1) Both varieties yielded perfect results when burned on my SONY DVD RW AW-Q170A at 2.4X

2) The "Made in Singapore" variety yielded perfect results when burned on my older PIONEER DVD-RW DVR-108 at 2.4X

3) The "Made in India" variety failed EVERY time ("Power Calibration Failure", "Power calibration Area Full", "Unable to read sector #s xxx") when burned on my older PIONEER DVD-RW DVR-108 at 2.4X

My speculation is that the "Made in India" variety uses a different write strategy that may not be properly addressable by older burners for which there are no longer new firmware updates created by the OEM...

unskinnyboy
26th March 2008, 16:35
I'm a little perplexed that they chose to keep the same MID for the MII ones. Since they are made by Moser Baer India, shouldn't they be MBI* instead of MKM*? Currently, it gives the false impression that the MII disks are made by Mitsubishi Kagaku Media.

blutach
26th March 2008, 21:58
I expect the dye is the same so they gave it the same MID code. But they had plenty of room for variation in the numbers after MKM to distinguish.

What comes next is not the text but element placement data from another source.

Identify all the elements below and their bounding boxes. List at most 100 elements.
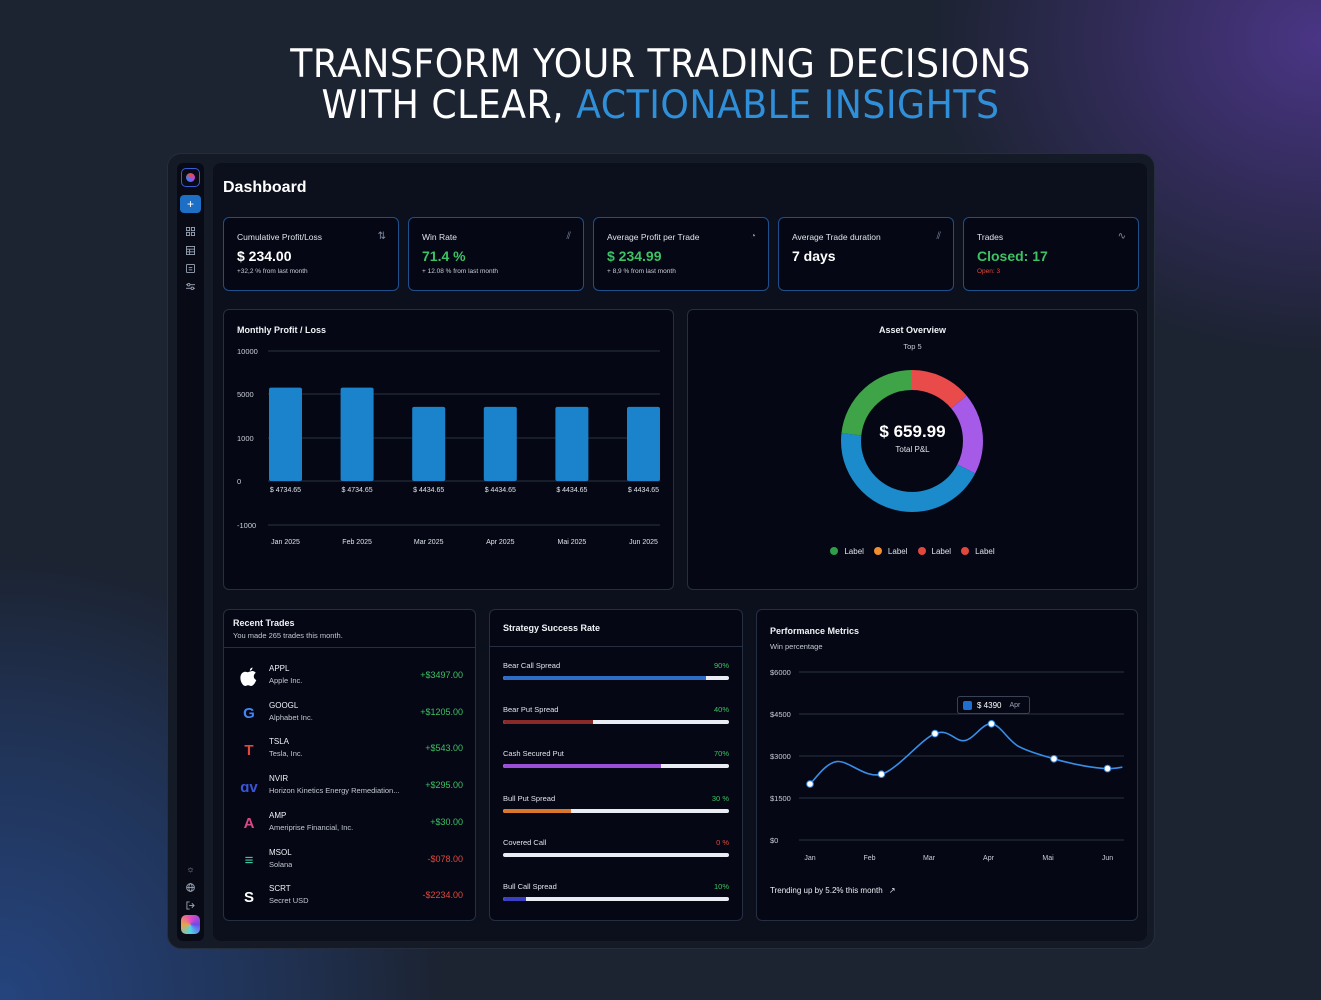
x-tick-label: Mar 2025 xyxy=(414,539,444,546)
bar-data-label: $ 4434.65 xyxy=(485,487,516,494)
trade-symbol: MSOL xyxy=(269,847,292,857)
stat-card[interactable]: Cumulative Profit/Loss ⇅ $ 234.00 +32,2 % f… xyxy=(223,217,399,291)
y-tick-label: $6000 xyxy=(770,668,791,677)
progress-track xyxy=(503,808,729,813)
monthly-profit-chart: 10000500010000-1000$ 4734.65Jan 2025$ 47… xyxy=(237,347,660,546)
solana-logo-icon: ≡ xyxy=(244,852,254,869)
stat-label: Average Trade duration xyxy=(792,232,881,242)
stat-value: Closed: 17 xyxy=(977,248,1048,264)
strategy-percent: 30 % xyxy=(711,793,729,803)
x-tick-label: Jun 2025 xyxy=(629,539,658,546)
progress-track xyxy=(503,852,729,857)
sort-arrows-icon: ⇅ xyxy=(377,231,386,242)
monthly-profit-panel: Monthly Profit / Loss 10000 5000 1000 0 -100… xyxy=(223,309,674,590)
trade-name: Alphabet Inc. xyxy=(269,712,313,722)
tooltip-swatch xyxy=(963,700,972,710)
y-tick-label: $0 xyxy=(770,836,778,845)
stat-label: Win Rate xyxy=(422,232,457,242)
trade-row[interactable]: ɑv NVIR Horizon Kinetics Energy Remediatio… xyxy=(224,772,476,808)
legend-dot xyxy=(961,547,970,555)
stat-label: Average Profit per Trade xyxy=(607,232,700,242)
headline-accent: ACTIONABLE INSIGHTS xyxy=(576,83,1000,128)
progress-track xyxy=(503,676,729,680)
grid-icon[interactable] xyxy=(180,222,201,240)
table-icon[interactable] xyxy=(180,241,201,259)
trade-name: Secret USD xyxy=(269,896,309,906)
x-tick-label: Jan 2025 xyxy=(271,539,300,546)
dashboard-main: Dashboard Cumulative Profit/Loss ⇅ $ 234.0… xyxy=(213,163,1147,941)
legend-item: Label xyxy=(830,547,864,556)
data-point xyxy=(987,720,996,728)
page-title: Dashboard xyxy=(223,179,307,196)
trade-value: +$30.00 xyxy=(430,816,463,827)
trade-value: +$295.00 xyxy=(425,780,463,791)
headline: TRANSFORM YOUR TRADING DECISIONS WITH CL… xyxy=(46,44,1275,126)
trade-row[interactable]: A AMP Ameriprise Financial, Inc. +$30.00 xyxy=(224,809,476,845)
stat-card[interactable]: Average Trade duration ⫽ 7 days xyxy=(778,217,954,291)
progress-fill xyxy=(503,808,571,813)
data-point xyxy=(1050,755,1058,763)
stat-card[interactable]: Average Profit per Trade ◔ $ 234.99 + 8,9 %… xyxy=(593,217,769,291)
legend-item: Label xyxy=(961,547,995,556)
stat-card[interactable]: Win Rate ⫽ 71.4 % + 12.08 % from last month xyxy=(408,217,584,291)
trade-row[interactable]: G GOOGL Alphabet Inc. +$1205.00 xyxy=(224,699,476,735)
legend-dot xyxy=(873,547,882,555)
strategy-percent: 40% xyxy=(713,705,729,715)
bar xyxy=(269,387,302,481)
trade-row[interactable]: T TSLA Tesla, Inc. +$543.00 xyxy=(224,735,476,771)
strategy-row: Covered Call 0 % xyxy=(503,838,729,862)
headline-line-1: TRANSFORM YOUR TRADING DECISIONS xyxy=(290,42,1031,87)
trade-row[interactable]: APPL Apple Inc. +$3497.00 xyxy=(224,662,476,698)
progress-fill xyxy=(503,764,662,769)
y-tick-label: $3000 xyxy=(770,752,791,761)
trade-row[interactable]: S SCRT Secret USD -$2234.00 xyxy=(224,882,476,918)
trade-symbol: TSLA xyxy=(269,737,290,747)
strategy-percent: 70% xyxy=(713,749,729,759)
report-icon[interactable] xyxy=(180,259,201,277)
logout-icon[interactable] xyxy=(180,896,201,914)
total-pl-label: Total P&L xyxy=(895,445,930,454)
progress-fill xyxy=(503,676,707,680)
globe-icon[interactable] xyxy=(180,878,201,896)
bar-data-label: $ 4434.65 xyxy=(556,487,587,494)
x-tick-label: Jun xyxy=(1102,855,1113,862)
strategy-name: Bear Put Spread xyxy=(503,705,559,715)
pulse-icon: ∿ xyxy=(1117,231,1126,242)
data-point xyxy=(877,770,886,778)
plus-icon[interactable]: + xyxy=(180,195,201,213)
performance-footer: Trending up by 5.2% this month ↗ xyxy=(770,886,896,895)
x-tick-label: Mai xyxy=(1042,855,1054,862)
progress-fill xyxy=(503,897,526,901)
trade-name: Solana xyxy=(269,859,293,869)
strategy-name: Bear Call Spread xyxy=(503,661,561,670)
trade-value: -$2234.00 xyxy=(422,890,463,901)
logo-icon[interactable] xyxy=(181,168,200,187)
y-tick-label: 5000 xyxy=(237,390,254,399)
x-tick-label: Mai 2025 xyxy=(558,539,587,546)
x-tick-label: Feb 2025 xyxy=(342,539,372,546)
avatar[interactable] xyxy=(181,915,200,934)
trade-row[interactable]: ≡ MSOL Solana -$078.00 xyxy=(224,846,476,882)
performance-line-chart: $6000 $4500 $3000 $1500 $0 Jan Feb Mar Apr Mai Jun xyxy=(770,668,1124,862)
strategy-name: Bull Call Spread xyxy=(503,882,557,891)
stat-card[interactable]: Trades ∿ Closed: 17 Open: 3 xyxy=(963,217,1139,291)
trade-value: +$3497.00 xyxy=(420,670,463,680)
stat-sub: + 8,9 % from last month xyxy=(607,268,676,275)
headline-line-2: WITH CLEAR, ACTIONABLE INSIGHTS xyxy=(46,85,1275,126)
x-tick-label: Apr 2025 xyxy=(486,539,515,546)
tooltip-value: $ 4390 xyxy=(977,700,1002,710)
sun-icon[interactable]: ☼ xyxy=(180,860,201,878)
stat-sub: +32,2 % from last month xyxy=(237,268,308,275)
strategy-row: Bear Put Spread 40% xyxy=(503,705,729,729)
y-tick-label: $1500 xyxy=(770,794,791,803)
strategy-row: Bull Put Spread 30 % xyxy=(503,794,729,818)
sliders-icon[interactable] xyxy=(180,277,201,295)
bar xyxy=(412,406,446,481)
stat-sub: Open: 3 xyxy=(977,268,1001,275)
performance-panel: Performance Metrics Win percentage $6000… xyxy=(756,609,1138,921)
bar xyxy=(627,406,660,481)
bar xyxy=(555,406,589,481)
stat-value: $ 234.00 xyxy=(237,248,292,264)
google-logo-icon: G xyxy=(243,705,255,723)
pie-icon: ◔ xyxy=(749,231,756,242)
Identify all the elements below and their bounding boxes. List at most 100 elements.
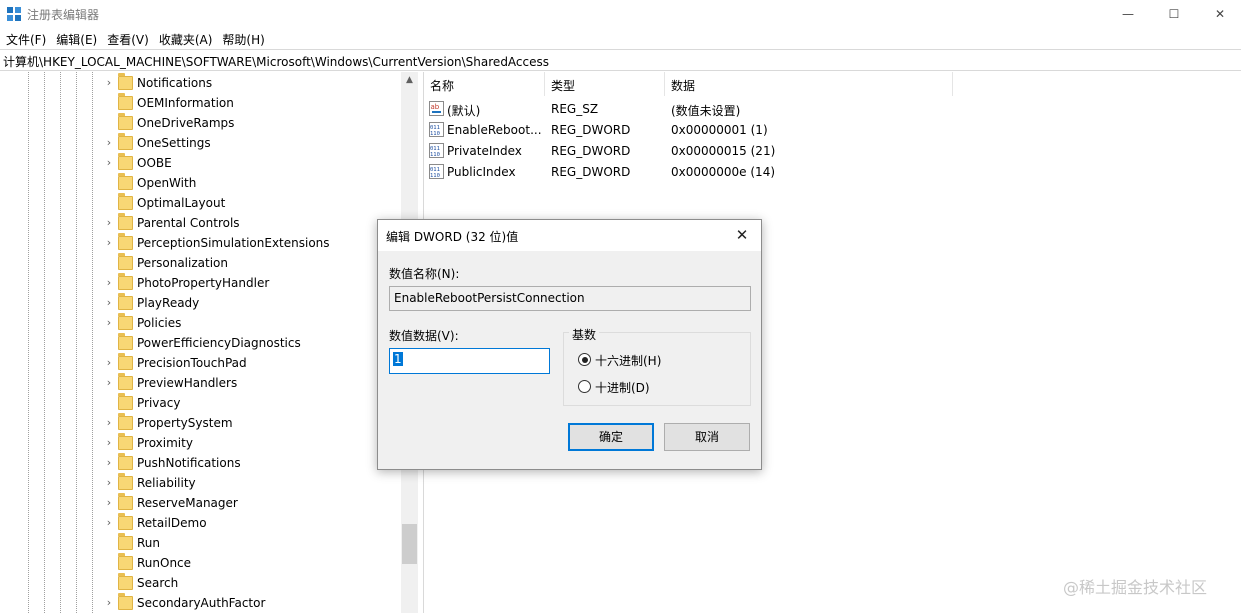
tree-item[interactable]: › SecondaryAuthFactor (102, 593, 401, 613)
binary-value-icon: 011110 (429, 143, 444, 158)
column-header-data[interactable]: 数据 (665, 72, 953, 96)
tree-item[interactable]: › OneSettings (102, 133, 401, 153)
tree-item-label: Reliability (137, 476, 196, 490)
chevron-right-icon[interactable]: › (102, 235, 116, 251)
tree-item[interactable]: › PhotoPropertyHandler (102, 273, 401, 293)
tree-item[interactable]: › Policies (102, 313, 401, 333)
value-name-field: EnableRebootPersistConnection (389, 286, 751, 311)
radio-checked-icon[interactable] (578, 353, 591, 366)
menu-file[interactable]: 文件(F) (1, 28, 51, 49)
list-item[interactable]: 011 110 PrivateIndex REG_DWORD 0x00000015 (2… (424, 140, 1241, 161)
maximize-button[interactable]: ☐ (1151, 0, 1197, 28)
folder-icon (118, 473, 133, 490)
chevron-right-icon[interactable]: › (102, 475, 116, 491)
list-cell-name: (默认) (447, 104, 481, 118)
tree-item[interactable]: › PlayReady (102, 293, 401, 313)
tree-item-label: PhotoPropertyHandler (137, 276, 270, 290)
tree-item[interactable]: › Notifications (102, 73, 401, 93)
radio-unchecked-icon[interactable] (578, 380, 591, 393)
tree-item[interactable]: › PushNotifications (102, 453, 401, 473)
chevron-right-icon[interactable]: › (102, 75, 116, 91)
tree-item[interactable]: OEMInformation (102, 93, 401, 113)
base-label: 基数 (569, 326, 600, 343)
column-header-name[interactable]: 名称 (424, 72, 545, 96)
menu-help[interactable]: 帮助(H) (217, 28, 269, 49)
menu-view[interactable]: 查看(V) (102, 28, 154, 49)
svg-text:110: 110 (430, 173, 440, 179)
list-cell-data: 0x00000015 (21) (671, 144, 776, 158)
folder-icon (118, 533, 133, 550)
list-item[interactable]: 011 110 EnableReboot... REG_DWORD 0x00000001… (424, 119, 1241, 140)
tree-item-label: PushNotifications (137, 456, 241, 470)
tree-item[interactable]: › Proximity (102, 433, 401, 453)
list-cell-type: REG_DWORD (551, 165, 631, 179)
chevron-right-icon[interactable]: › (102, 295, 116, 311)
ok-button[interactable]: 确定 (568, 423, 654, 451)
tree-item-label: PreviewHandlers (137, 376, 238, 390)
list-cell-name: PrivateIndex (447, 144, 522, 158)
chevron-right-icon[interactable]: › (102, 435, 116, 451)
folder-icon (118, 313, 133, 330)
list-cell-name: PublicIndex (447, 165, 516, 179)
chevron-right-icon[interactable]: › (102, 135, 116, 151)
string-value-icon: ab (429, 101, 444, 116)
tree-item[interactable]: Search (102, 573, 401, 593)
hex-radio-label[interactable]: 十六进制(H) (595, 352, 661, 369)
tree-item[interactable]: › PreviewHandlers (102, 373, 401, 393)
folder-icon (118, 293, 133, 310)
tree-item[interactable]: OptimalLayout (102, 193, 401, 213)
svg-text:110: 110 (430, 152, 440, 158)
tree-guide-line (60, 72, 61, 613)
tree-item[interactable]: › Parental Controls (102, 213, 401, 233)
tree-item[interactable]: RunOnce (102, 553, 401, 573)
value-data-input[interactable]: 1 (389, 348, 550, 374)
tree-item[interactable]: OneDriveRamps (102, 113, 401, 133)
tree-item[interactable]: PowerEfficiencyDiagnostics (102, 333, 401, 353)
chevron-right-icon[interactable]: › (102, 455, 116, 471)
column-header-type[interactable]: 类型 (545, 72, 665, 96)
tree-item[interactable]: › PrecisionTouchPad (102, 353, 401, 373)
chevron-right-icon[interactable]: › (102, 355, 116, 371)
chevron-right-icon[interactable]: › (102, 375, 116, 391)
dialog-title-bar: 编辑 DWORD (32 位)值 ✕ (378, 220, 761, 251)
chevron-right-icon[interactable]: › (102, 595, 116, 611)
tree-item[interactable]: OpenWith (102, 173, 401, 193)
cancel-button[interactable]: 取消 (664, 423, 750, 451)
chevron-right-icon[interactable]: › (102, 155, 116, 171)
tree-item[interactable]: Personalization (102, 253, 401, 273)
registry-tree: › Notifications OEMInformation OneDriveRamp… (0, 72, 401, 613)
chevron-right-icon[interactable]: › (102, 415, 116, 431)
tree-item-label: ReserveManager (137, 496, 238, 510)
chevron-right-icon[interactable]: › (102, 215, 116, 231)
scroll-thumb[interactable] (402, 524, 417, 564)
menu-edit[interactable]: 编辑(E) (51, 28, 102, 49)
tree-item[interactable]: › PerceptionSimulationExtensions (102, 233, 401, 253)
tree-item[interactable]: Privacy (102, 393, 401, 413)
scroll-up-arrow-icon[interactable]: ▲ (401, 72, 418, 89)
folder-icon (118, 93, 133, 110)
list-cell-data: (数值未设置) (671, 104, 741, 118)
dialog-close-button[interactable]: ✕ (728, 224, 756, 246)
tree-item[interactable]: › Reliability (102, 473, 401, 493)
folder-icon (118, 253, 133, 270)
dec-radio-label[interactable]: 十进制(D) (595, 379, 650, 396)
tree-item[interactable]: › ReserveManager (102, 493, 401, 513)
chevron-right-icon[interactable]: › (102, 515, 116, 531)
chevron-right-icon[interactable]: › (102, 275, 116, 291)
tree-item[interactable]: Run (102, 533, 401, 553)
close-button[interactable]: ✕ (1197, 0, 1241, 28)
list-item[interactable]: ab (默认) REG_SZ (数值未设置) (424, 98, 1241, 119)
list-item[interactable]: 011 110 PublicIndex REG_DWORD 0x0000000e (14… (424, 161, 1241, 182)
folder-icon (118, 213, 133, 230)
tree-item-label: OOBE (137, 156, 172, 170)
tree-item-label: SecondaryAuthFactor (137, 596, 266, 610)
chevron-right-icon[interactable]: › (102, 315, 116, 331)
chevron-right-icon[interactable]: › (102, 495, 116, 511)
tree-item[interactable]: › PropertySystem (102, 413, 401, 433)
menu-favorites[interactable]: 收藏夹(A) (154, 28, 218, 49)
folder-icon (118, 513, 133, 530)
minimize-button[interactable]: — (1105, 0, 1151, 28)
tree-item[interactable]: › OOBE (102, 153, 401, 173)
address-bar[interactable]: 计算机\HKEY_LOCAL_MACHINE\SOFTWARE\Microsof… (0, 49, 1241, 71)
tree-item[interactable]: › RetailDemo (102, 513, 401, 533)
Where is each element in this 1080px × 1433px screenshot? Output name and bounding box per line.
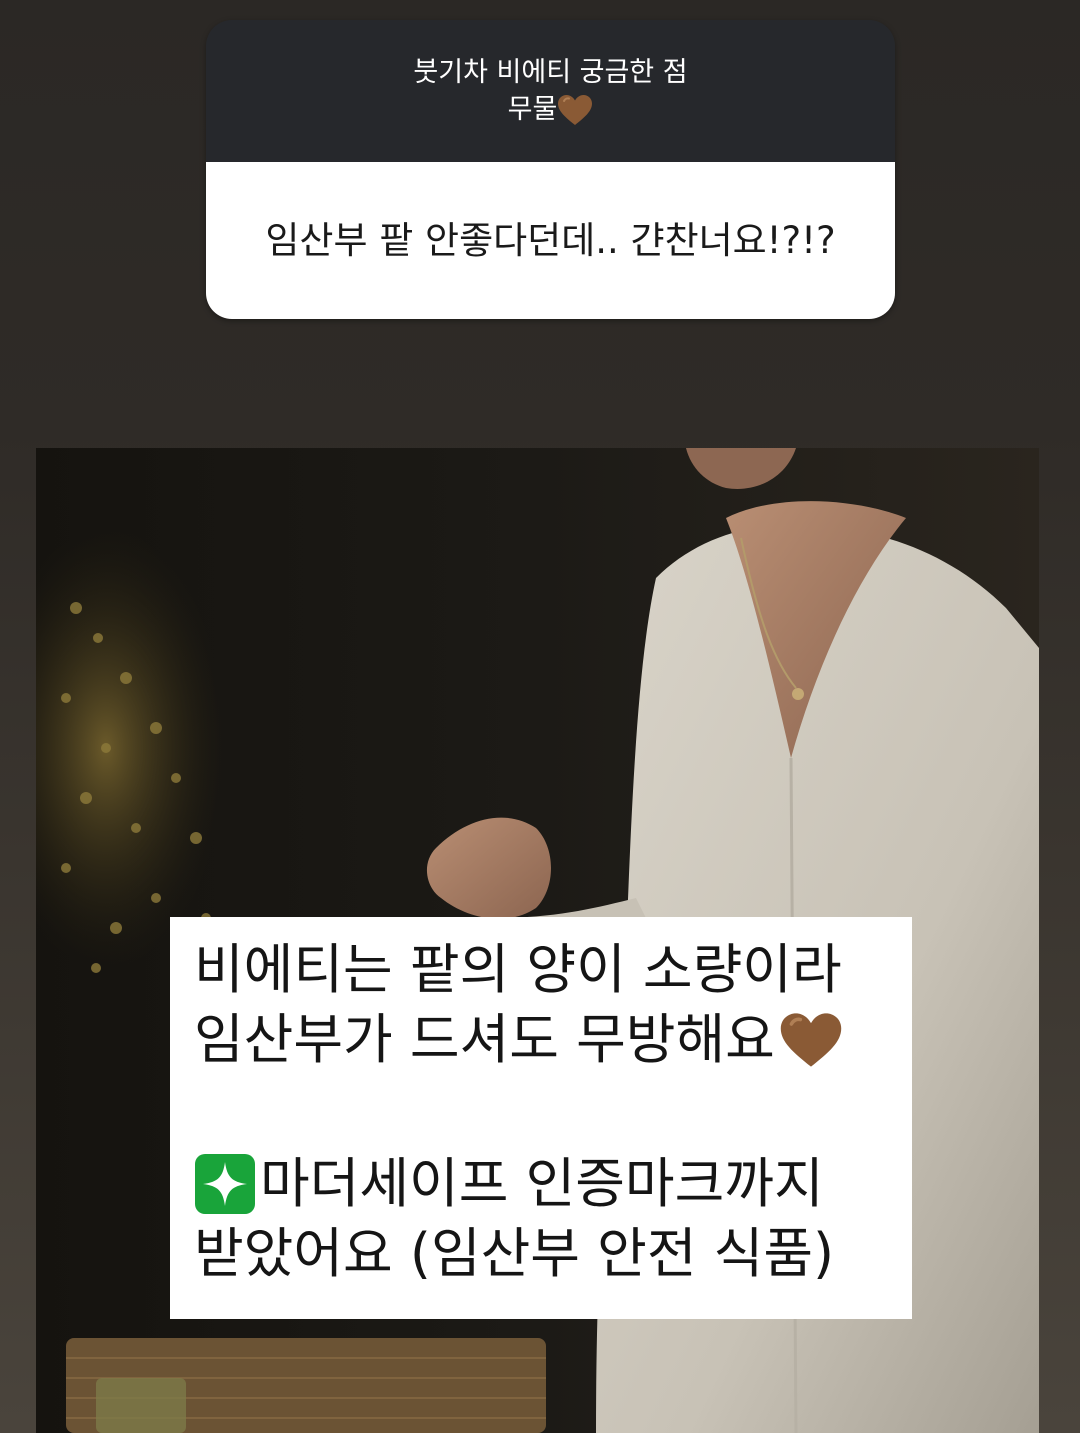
- answer-line-3-row: 마더세이프 인증마크까지: [194, 1149, 892, 1219]
- question-prompt-line2: 무물: [508, 91, 594, 128]
- brown-heart-icon: [558, 94, 593, 125]
- answer-line-2-row: 임산부가 드셔도 무방해요: [194, 1005, 892, 1075]
- question-sticker[interactable]: 붓기차 비에티 궁금한 점 무물 임산부 팥 안좋다던데.. 갼찬너요!?!?: [206, 20, 895, 319]
- answer-line-3: 마더세이프 인증마크까지: [260, 1152, 824, 1215]
- question-prompt-line1: 붓기차 비에티 궁금한 점: [413, 57, 688, 88]
- answer-line-2: 임산부가 드셔도 무방해요: [194, 1008, 775, 1071]
- glass: [96, 1378, 186, 1433]
- question-header: 붓기차 비에티 궁금한 점 무물: [206, 20, 895, 162]
- answer-line-1: 비에티는 팥의 양이 소량이라: [194, 938, 842, 1001]
- brown-heart-icon: [780, 1013, 842, 1067]
- answer-text-box: 비에티는 팥의 양이 소량이라 임산부가 드셔도 무방해요 마더세이프 인증마크…: [170, 917, 912, 1319]
- answer-spacer: [194, 1075, 892, 1149]
- question-answer-text: 임산부 팥 안좋다던데.. 갼찬너요!?!?: [206, 162, 895, 319]
- answer-line-4: 받았어요 (임산부 안전 식품): [194, 1222, 835, 1285]
- question-prompt-text: 무물: [507, 94, 558, 125]
- sparkles-icon: [195, 1154, 255, 1214]
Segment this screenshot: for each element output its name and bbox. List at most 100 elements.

Nevertheless, I am told the packaging says MIS or MII.

Regards

setarip_old
26th March 2008, 22:03
@unskinnyboy

Hi!Currently, it gives the false impression that the MII disks are made by Mitsubishi Kagaku Media.I had emailed a very similar question to Verbatim a couple of months ago.

I never received a response.

One could speculate that using the same MID is being done intentionally...

unskinnyboy
28th March 2008, 17:49
I expect the dye is the same so they gave it the same MID code. But they had plenty of room for variation in the numbers after MKM to distinguish.But MID is not just about the dye. Even if everything else remains the same (dye, disk type etc.), if the manufacturer changed, then the MID should change (ideally). But if they never bothered to resend the MII disks for re-approval, they could have used the same MID, from the previous Stamper who did the MIS disks.

Nevertheless, I am told the packaging says MIS or MII.This is true, but that's probably because it is required by the US law. They can't navigate around that, even if they want to.